Signal Spotlight: Traffic Signal Cabinet Art
Installing public art on traffic signal cabinets can enhance the beauty and sense of place in a community. Artwork depicted on the cabinets often reflects the unique characteristics of the neighborhood, especially when local artists and students get involved in the project. According to Forbes Magazine, painting colorful murals on surfaces also reduces vandalism by up to 95%. In areas hard-hit by graffiti, keeping surfaces clean requires significant resources and staff time. Some vandals do still target surfaces painted with murals, but the time and effort required for graffiti removal is reduced.
There are several options for applying images to a traffic signal cabinet. The first is painting, which typically consists of a layer of primer, paint, several coats of a UV-filtering clear coat to protect the art from sun fading and a layer of wax or other treatment to allow for successful graffiti removal without damaging the clear coat. Painted artworks typically last five to six years.
Another option is to use a layer of thin, adhesive vinyl to wrap the cabinet. The artwork is submitted as a high-resolution digital image which is then printed onto the specialty vinyl wrap material. The material is applied to the exterior of the traffic signal cabinet and typically has a useful life of five to ten years.
Many cities have an ongoing traffic signal cabinet art program, often sponsored by a local or regional art commission. The art is typically funded through grants, private contributions and business sponsorships. The cost to apply artwork to a cabinet typically ranges from $800 to $2,000, including materials and an optional honorarium payment made to the artist for their time.
Before soliciting artists to decorate signal cabinets, there are a few items that should be considered. The first is that only town-owned equipment may be painted or wrapped. The Connecticut Department of Transportation (CTDOT) does not allow artwork on state-owned traffic signal cabinets. Agencies should establish a clear process for accepting, processing and voting on applications. Guidelines should be provided for imagery that is acceptable and unacceptable in a public space. For example, text can be distracting to drivers, so a best practice is to keep it to a minimum or place it on the side of the cabinet facing away from traffic.
Maintenance responsibilities should be determined ahead of time, and guidelines should be provided for ensuring long-lasting art installations. Low-quality paints, interior paints and paints of different brands mixed together tend to produce inferior results.

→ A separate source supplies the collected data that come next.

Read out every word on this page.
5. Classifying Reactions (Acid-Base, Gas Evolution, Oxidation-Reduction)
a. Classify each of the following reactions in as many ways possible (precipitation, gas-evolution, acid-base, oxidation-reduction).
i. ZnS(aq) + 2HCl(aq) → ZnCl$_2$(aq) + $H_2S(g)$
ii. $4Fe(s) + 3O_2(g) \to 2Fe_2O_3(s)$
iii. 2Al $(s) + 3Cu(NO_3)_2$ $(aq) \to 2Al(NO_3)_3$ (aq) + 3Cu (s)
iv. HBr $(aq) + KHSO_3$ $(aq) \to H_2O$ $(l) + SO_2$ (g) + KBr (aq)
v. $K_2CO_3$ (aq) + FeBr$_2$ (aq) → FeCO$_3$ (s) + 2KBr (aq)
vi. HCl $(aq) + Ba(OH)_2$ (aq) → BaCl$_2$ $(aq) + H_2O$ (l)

Commercial or industrial grade materials should be specified. It is also important to communicate to the artist that hinges, door handles and vents should not be painted over and need to remain fully operational. Finally, it is helpful to determine what will happen when the art installation reaches the end of its useful life, whether that means returning the cabinet to its original state or commissioning a new mural for the cabinet. For an example of a cabinet art program in Connecticut, check out the Norwalk Traffic Graphic Program.